To Know, Hope, or Accept: Sublime Bodies in Second Wave Romantic Poetry
Professor Jon Mee
Why are we so drawn to waterfalls, glaciers, mountains, and other sublime bodies of nature? How do we interact with them, and why do we need them?
I’m a 3 rd -year PhD student specialising in the sublime, dark ecocriticism, and speculative realism in British Romanticism. My thesis focusses on Lord Byron and Percy Bysshe Shelley in relation to the sublime— particularly in nature— and their divergence from the more familiar Wordsworthian idea of nature. I find the poets to be in a sort-of dialogue or debate regarding whether humans are in fact a part of nature, why we need nature, and whether nature “cares” about us.
Importantly, I contend the sublime is frequently used by Byron and Shelley to demonstrate the pull natural bodies have on us, and to attempt to overcome the barriers we have by virtue of being human. I also consider the sublime in human spaces, such as ruins, cities, and prisons, and the difference between it versus in nature. I trace Byron and Shelley’s journeys in the Alps, moreover, and consider their appreciation of Jean Jacques Rousseau. I find that Byron and Shelley, while more pessimistic and optimistic respectively about the human-nature connection, both sympathetically appreciate nature for what it is and for the fascination it elicits without over-romanticising it. The darker, unsettling, and uncanny aspects of nature, including its seeming infinite being, hold much more interest for the younger poets than the previous generation of Romantics, and speak to a desire
to confront things in our existence that are challenging, uncomfortable, and difficult.
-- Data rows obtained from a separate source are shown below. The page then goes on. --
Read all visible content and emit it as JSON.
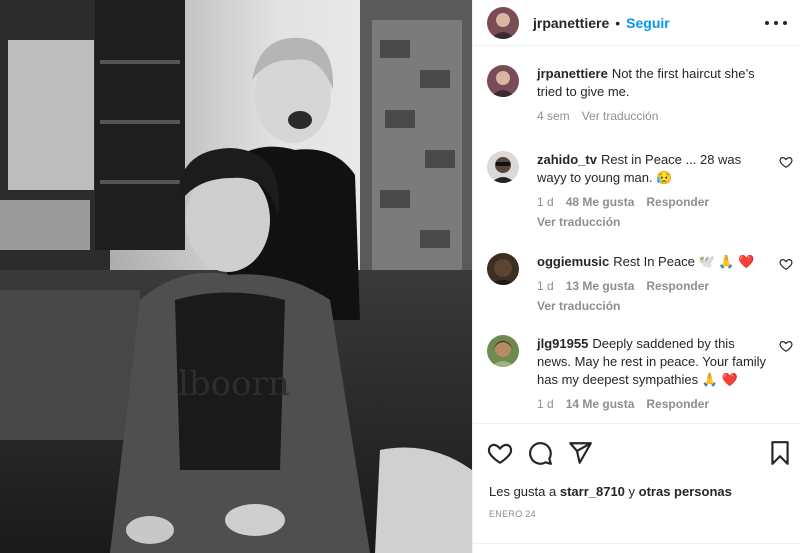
{
  "post": {
    "username": "jrpanettiere",
    "dot": "•",
    "follow_label": "Seguir",
    "more_icon": "more-horizontal-icon"
  },
  "caption": {
    "username": "jrpanettiere",
    "text": "Not the first haircut she’s tried to give me.",
    "time": "4 sem",
    "translate": "Ver traducción"
  },
  "comments": [
    {
      "username": "zahido_tv",
      "text": "Rest in Peace ... 28 was wayy to young man. 😥",
      "time": "1 d",
      "likes": "48 Me gusta",
      "reply": "Responder",
      "translate": "Ver traducción"
    },
    {
      "username": "oggiemusic",
      "text": "Rest In Peace 🕊️ 🙏 ❤️",
      "time": "1 d",
      "likes": "13 Me gusta",
      "reply": "Responder",
      "translate": "Ver traducción"
    },
    {
      "username": "jlg91955",
      "text": "Deeply saddened by this news. May he rest in peace. Your family has my deepest sympathies 🙏 ❤️",
      "time": "1 d",
      "likes": "14 Me gusta",
      "reply": "Responder"
    }
  ],
  "footer": {
    "likes_prefix": "Les gusta a",
    "likes_user": "starr_8710",
    "likes_conj": "y",
    "likes_others": "otras personas",
    "date": "ENERO 24"
  },
  "colors": {
    "accent": "#0095f6",
    "text": "#262626",
    "secondary": "#8e8e8e",
    "border": "#efefef"
  }
}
I am fortunate enough to be presenting a paper at the upcoming British Association for Romantic Studies at their international conference in July. My paper treats aspects of Lord Byron’s engagement with contemporary scientific literature, specifically on fossils, geology, and extinction events, highlighting the scientific literacy practised by one of our most important poets, as well as the influence of such theories in various poems of his. At York, I previously worked for Professor Rachael Scarborough King, visiting from California, as a research assistant on the Tuke family’s letters as part of the Ballitore Papers Online project.
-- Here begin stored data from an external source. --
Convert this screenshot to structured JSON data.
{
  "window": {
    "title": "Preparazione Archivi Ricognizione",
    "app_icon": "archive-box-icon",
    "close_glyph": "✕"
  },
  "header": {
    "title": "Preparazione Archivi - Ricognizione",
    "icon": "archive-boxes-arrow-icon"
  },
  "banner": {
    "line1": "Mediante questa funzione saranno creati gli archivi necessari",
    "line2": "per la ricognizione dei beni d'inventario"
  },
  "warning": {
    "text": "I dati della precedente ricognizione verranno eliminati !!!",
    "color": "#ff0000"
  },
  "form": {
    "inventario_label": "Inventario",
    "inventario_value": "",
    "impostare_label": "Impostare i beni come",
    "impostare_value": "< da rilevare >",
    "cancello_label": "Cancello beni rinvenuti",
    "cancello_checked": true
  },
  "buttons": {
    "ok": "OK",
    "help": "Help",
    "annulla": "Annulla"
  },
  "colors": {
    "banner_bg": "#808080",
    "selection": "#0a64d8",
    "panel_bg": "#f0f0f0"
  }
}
I previously studied Celtic at Prifysgol Aberystwyth University (BaHons), before relocating upon graduation to the Netherlands to study English at the Rijksuniversiteit Groningen. Here I achieved both my second BA and my Research Masters (cum laude), whereupon I specialised in the sublime in Romanticism, with a particular focus on space such as mountains, prisons, and ruins. I lectured at Groningen between 2020-2023 in the Department of English, teaching a variety of courses including modern literature, essay composition, presenting research,
literary theory, and the changes in English literature from 1550 until the present day.
I currently work as a freelance English teacher and accent coach, using a variety of techniques from theatre and speech therapy. I am also a published sci-fi author (take a look at my stories on 365tomorrows.com!) and voice actor.